Can You Speak in Baby Talk?
The Montgomery County Commissioners' meeting on Wednesday got infantile.
"Can you speak in baby talk?"
These words were uttered by a reporter of a large metropolitan newspaper at the Montgomery County Commissioners meeting on Wednesday. I had visions of the E-Trade baby giving a report on the county's 911 radio system.
The baby-talk question was asked in response to a report of a county engineer who is working on the emergency radio system in Montgomery County.
In terms even a newspaper reporter can understand – Montgomery County has a problem with its radio system.
It is old. It is so old the manufacturer does not make the parts to keep it running anymore. The concern is the backup systems may not be stable enough to carry the load for an extended period of time.
As an IT consultant, I know it is a dangerous situation for any company to run with equipment for which you cannot easily get replacement parts. This puts any company at risk.
With county emergency services – we are talking 911 here – it means people’s lives are at risk.
I know this not because I have special superhuman powers of deduction and my x-ray vision reaches through the internet (you have nice cheekbones), but because I have attended other Montgomery County Commissioner meetings as well as my township meetings where this has been discussed and reported on.
This issue has been discussed since the beginning of the year. Today was at least the second time nearly every police department sent a representative to the county commissioners meeting to get the commissioners to act. (And they did act – please refer to David Powell’s story for the real detail.)
It is not the first time I have been to a country commissioners meeting where a reporter asks questions with no knowledge of the issue and does not have the facilities to receive a response. Had this reporter been prepared for the meeting by reading up on this issue or maybe some of the technical aspects of the difference between an analog or digital radio system she would have been able to at least have some understanding of what the engineers are presenting and why.
These county employees are more than happy to talk off-line to give a reporter – or for that matter any citizen – an idea of what they are doing. These are people who are proud of the job they do.
(During the meeting my mind kept drifting back to the Baby Talk comment.

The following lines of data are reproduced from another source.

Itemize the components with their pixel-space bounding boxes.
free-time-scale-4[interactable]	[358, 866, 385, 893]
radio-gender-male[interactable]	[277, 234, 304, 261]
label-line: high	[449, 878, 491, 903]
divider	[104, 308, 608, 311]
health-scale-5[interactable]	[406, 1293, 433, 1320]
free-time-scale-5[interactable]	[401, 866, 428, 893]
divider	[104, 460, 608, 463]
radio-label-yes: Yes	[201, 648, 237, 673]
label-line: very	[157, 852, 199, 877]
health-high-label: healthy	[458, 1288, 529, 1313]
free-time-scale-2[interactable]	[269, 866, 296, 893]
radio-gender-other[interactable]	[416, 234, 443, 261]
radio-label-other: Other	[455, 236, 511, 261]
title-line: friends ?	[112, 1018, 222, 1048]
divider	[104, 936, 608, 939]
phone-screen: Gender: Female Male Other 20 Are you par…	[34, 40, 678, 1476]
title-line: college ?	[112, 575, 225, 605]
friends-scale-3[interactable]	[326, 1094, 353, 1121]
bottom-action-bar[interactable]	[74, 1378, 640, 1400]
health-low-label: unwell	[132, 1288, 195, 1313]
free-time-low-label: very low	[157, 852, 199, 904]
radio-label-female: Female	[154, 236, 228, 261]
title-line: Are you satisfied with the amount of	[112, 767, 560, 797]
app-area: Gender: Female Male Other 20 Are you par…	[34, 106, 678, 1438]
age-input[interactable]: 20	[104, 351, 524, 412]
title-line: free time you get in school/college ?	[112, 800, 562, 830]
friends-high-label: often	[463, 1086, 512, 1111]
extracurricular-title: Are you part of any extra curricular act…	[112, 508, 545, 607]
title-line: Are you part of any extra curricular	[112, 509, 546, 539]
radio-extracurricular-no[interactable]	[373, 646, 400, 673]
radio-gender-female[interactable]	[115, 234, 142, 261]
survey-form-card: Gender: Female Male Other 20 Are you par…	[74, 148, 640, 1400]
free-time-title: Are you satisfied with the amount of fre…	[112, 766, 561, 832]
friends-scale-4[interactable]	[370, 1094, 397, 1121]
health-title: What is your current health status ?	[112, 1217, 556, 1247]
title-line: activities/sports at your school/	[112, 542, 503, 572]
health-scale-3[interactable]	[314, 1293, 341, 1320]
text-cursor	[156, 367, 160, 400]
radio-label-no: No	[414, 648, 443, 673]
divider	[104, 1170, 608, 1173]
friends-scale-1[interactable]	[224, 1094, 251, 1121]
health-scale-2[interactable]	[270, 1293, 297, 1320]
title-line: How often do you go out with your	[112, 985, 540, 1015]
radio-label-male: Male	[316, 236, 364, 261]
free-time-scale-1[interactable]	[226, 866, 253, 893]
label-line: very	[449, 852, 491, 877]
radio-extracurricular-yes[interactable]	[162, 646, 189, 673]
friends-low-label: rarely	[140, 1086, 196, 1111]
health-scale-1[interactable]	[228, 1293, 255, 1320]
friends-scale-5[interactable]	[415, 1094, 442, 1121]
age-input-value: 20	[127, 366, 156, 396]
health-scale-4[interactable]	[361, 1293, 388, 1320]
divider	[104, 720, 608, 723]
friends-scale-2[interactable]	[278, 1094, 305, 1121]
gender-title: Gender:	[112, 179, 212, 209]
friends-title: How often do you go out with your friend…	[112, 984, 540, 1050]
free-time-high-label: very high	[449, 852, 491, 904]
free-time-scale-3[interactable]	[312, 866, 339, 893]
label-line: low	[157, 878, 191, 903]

I imagined a disco ball descending from the ceiling of the board room with Barry White music being turned up and the three commissioners dressed in Hugh Heffner bathrobes going up to the reporters and… Oh, sorry.)
It is not the first time a print reporter has sat in the front of the room and drove the entire proceedings to a screeching halt with comments that don’t make sense.
For instance, in another exchange with the country employee, the large metropolitan reporter questioned the engineer’s honesty. Almost immediately Chairman Matthews jumped to the defense of the county employee stating in no uncertain terms that the reporter could not question the honesty of the employee. The reporter responded with a curt – “That’s my job.”
I started thinking about her job, as I am also "reporting" on the proceedings. I am a little different since I am writing opinion or analysis, but I want it based in facts. So I go to these meetings and ask a question or two also – sometimes as a citizen and sometimes as a columnist. One of the great things about the time we live in is that you can actually see which reporters are doing a good job because the county broadcasts the meeting on cable systems. You can compare what they write to what actually happens at these meetings.
The way this reporter is doing her job is hurting all of us. At what point are we allowed to turn on the people who serve us? For what reason would the guy who is trying to get the best emergency service system for all of us do something stupid with the measure of respect we give to everyone? Do we go up to the guy putting the lettuce out in the local supermarket and question his integrity to his face? What gives reporters this inflated sense of self that they can bully people around with nothing to back them up?
Look, if the reporter has proof of something that is one thing, but do you really think if a guy is on the take he is going to whither from a question from someone who is sitting in a public commissioners meeting asking for things to be translated into baby talk?
(Sorry, I just had a vision of Bruce Castor handing pacifiers to the reporters.)
Later in the meeting another reporter from a much smaller newspaper worked her magic. She accused the chairman of the commissioners of political grandstanding after the chairman spent about a minute singing praises to a high level employee who did a really good job on an unpopular issue. The employee took a lot of heat with grace during the summer and accepted his boss’ praise with class.
The reporter – not to see anything nice done – accused the board of playing some sort of election year games by passing a resolution saying some employees are doing a good job. She said they have never done this before, at which point the chief of staff produced papers showing that the commissioners did the exact same thing last year.
Here's the irony – the reporter in question attends all the meetings and obviously cannot recall what happens at them – even AFTER furnished with proof. There is something lacking in a person when they make an accusation, are shown proof the accusation is false, and then keeps on going without a blushed face or apology. Talk about being somewhere but not being there.
We have a lot of problems in this country. Yes, trust in the government is one of them, but unprepared newspaper reporters abusing those who serve us – with no proof of malfeasance – may be part of the reason we are paranoid of both the government and the media.
(Darn it – now i have Paul Anka's version of "Having My Baby" repeating in my head.)